Smartphone wird zum wichtigsten Einkaufsgerät
© Nexi Austria
Damir Leko
RETAIL Redaktion 11.05.2026

Smartphone wird zum wichtigsten Einkaufsgerät

WIEN. Der digitale Handel in Österreich erreicht laut dem aktuellen Payment Report 2025 von Nexi und Handelsverband eine neue Reifestufe.
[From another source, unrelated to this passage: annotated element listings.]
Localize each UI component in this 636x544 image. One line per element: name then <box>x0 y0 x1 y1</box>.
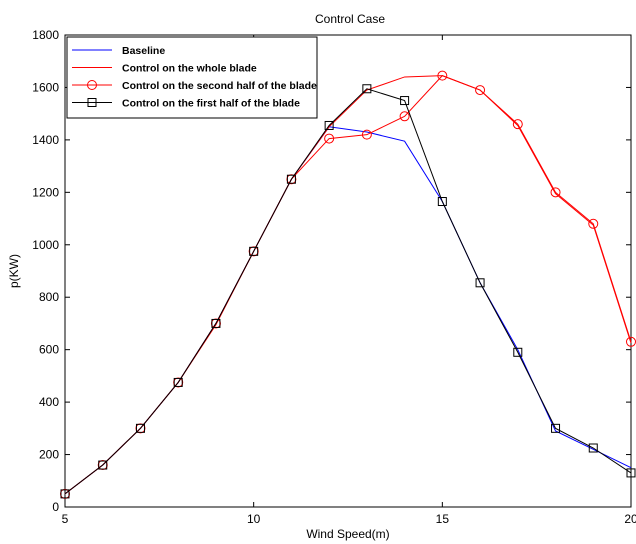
data-point-marker <box>135 423 145 433</box>
data-point-marker <box>400 96 410 106</box>
legend-entry: Control on the whole blade <box>72 63 257 75</box>
data-point-marker <box>324 133 335 144</box>
y-tick-label: 1600 <box>32 80 59 94</box>
data-point-marker <box>551 423 561 433</box>
legend-label: Baseline <box>122 45 165 57</box>
y-tick-label: 1400 <box>32 133 59 147</box>
data-point-marker <box>249 246 259 256</box>
data-point-marker <box>98 460 108 470</box>
data-point-marker <box>588 218 599 229</box>
data-point-marker <box>399 111 410 122</box>
data-point-marker <box>513 347 523 357</box>
y-tick-label: 200 <box>39 448 59 462</box>
y-tick-label: 0 <box>52 500 59 514</box>
y-tick-label: 1800 <box>32 28 59 42</box>
data-point-marker <box>211 318 221 328</box>
data-point-marker <box>437 197 447 207</box>
data-point-marker <box>475 278 485 288</box>
y-tick-label: 800 <box>39 290 59 304</box>
legend-label: Control on the second half of the blade <box>122 80 317 92</box>
data-point-marker <box>286 174 296 184</box>
data-point-marker <box>324 120 334 130</box>
x-tick-label: 10 <box>247 512 261 526</box>
chart-title: Control Case <box>315 12 385 26</box>
legend-label: Control on the whole blade <box>122 63 257 75</box>
legend-entry: Control on the second half of the blade <box>72 80 317 92</box>
y-axis-title: p(KW) <box>7 254 21 288</box>
x-tick-label: 20 <box>624 512 636 526</box>
data-point-marker <box>550 187 561 198</box>
y-tick-label: 1200 <box>32 185 59 199</box>
y-tick-label: 400 <box>39 395 59 409</box>
data-point-marker <box>362 84 372 94</box>
y-tick-label: 600 <box>39 343 59 357</box>
x-axis-title: Wind Speed(m) <box>306 527 389 541</box>
series-4 <box>60 84 636 499</box>
series-layer <box>60 70 636 499</box>
data-point-marker <box>512 119 523 130</box>
data-point-marker <box>437 70 448 81</box>
legend: Baseline Control on the whole blade Contro… <box>66 36 318 119</box>
legend-marker <box>87 80 97 90</box>
legend-entry: Control on the first half of the blade <box>72 98 300 110</box>
legend-marker <box>87 98 97 107</box>
data-point-marker <box>626 468 636 478</box>
data-point-marker <box>361 129 372 140</box>
x-tick-label: 15 <box>436 512 450 526</box>
data-point-marker <box>173 377 183 387</box>
series-line <box>64 88 632 495</box>
legend-label: Control on the first half of the blade <box>122 98 300 110</box>
legend-entry: Baseline <box>72 45 165 57</box>
data-point-marker <box>60 489 70 499</box>
x-tick-label: 5 <box>62 512 69 526</box>
data-point-marker <box>588 443 598 453</box>
data-point-marker <box>475 85 486 96</box>
y-tick-label: 1000 <box>32 238 59 252</box>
Bereits 90% der Österreicher kaufen online ein, für 65% ist das Smartphone mittlerweile das wichtigste Gerät beim digitalen Einkauf. Digitale Zahlungen sind damit sowohl online als auch im stationären Handel fest im Alltag verankert. Grundlage des Reports ist eine europaweite Studie mit rund 28.000 Befragten in elf Ländern, darunter mehr als 2.500 in Österreich.

„Der österreichische Payment-Markt hat eine hohe digitale Reife erreicht. Neue Technologien allein machen heute keinen Unterschied mehr – entscheidend ist, wie einfach, schnell und zuverlässig sie im Alltag funktionieren“, erklärt Damir Leko, Country General Manager von Nexi Österreich. Konsumenten erwarteten „konsistente nahtlose Prozesse über alle Kanäle hinweg“. Wer Reibung im Zahlungsprozess reduziere, stärke nicht nur den Abschluss, sondern auch die langfristige Kundenbindung.

Auch Handelsverband-Geschäftsführer Rainer Will sieht den digitalen Einkauf längst im Mainstream angekommen. Besonders stark sei die Nutzung bei den 18- bis 59-Jährigen, aber auch die Generation 60+ kaufe mittlerweile mehrheitlich online ein. Bei den Zahlungsarten dominieren laut Studie Einfachheit (60%), Geschwindigkeit (58%) und Sicherheit (53%). Debit- und Kreditkarten bleiben die wichtigsten Methoden, während alternative Zahlungsarten ergänzend genutzt werden.
„Wir sehen, dass Konsumentinnen und Konsumenten heute sehr bewusst entscheiden, wie sie bezahlen. Sie erwarten einfache Abläufe, klare Informationen und ein verlässliches System“, so Leko. Payment dürfe deshalb nicht isoliert betrachtet werden, sondern müsse Teil der gesamten Customer Journey sein.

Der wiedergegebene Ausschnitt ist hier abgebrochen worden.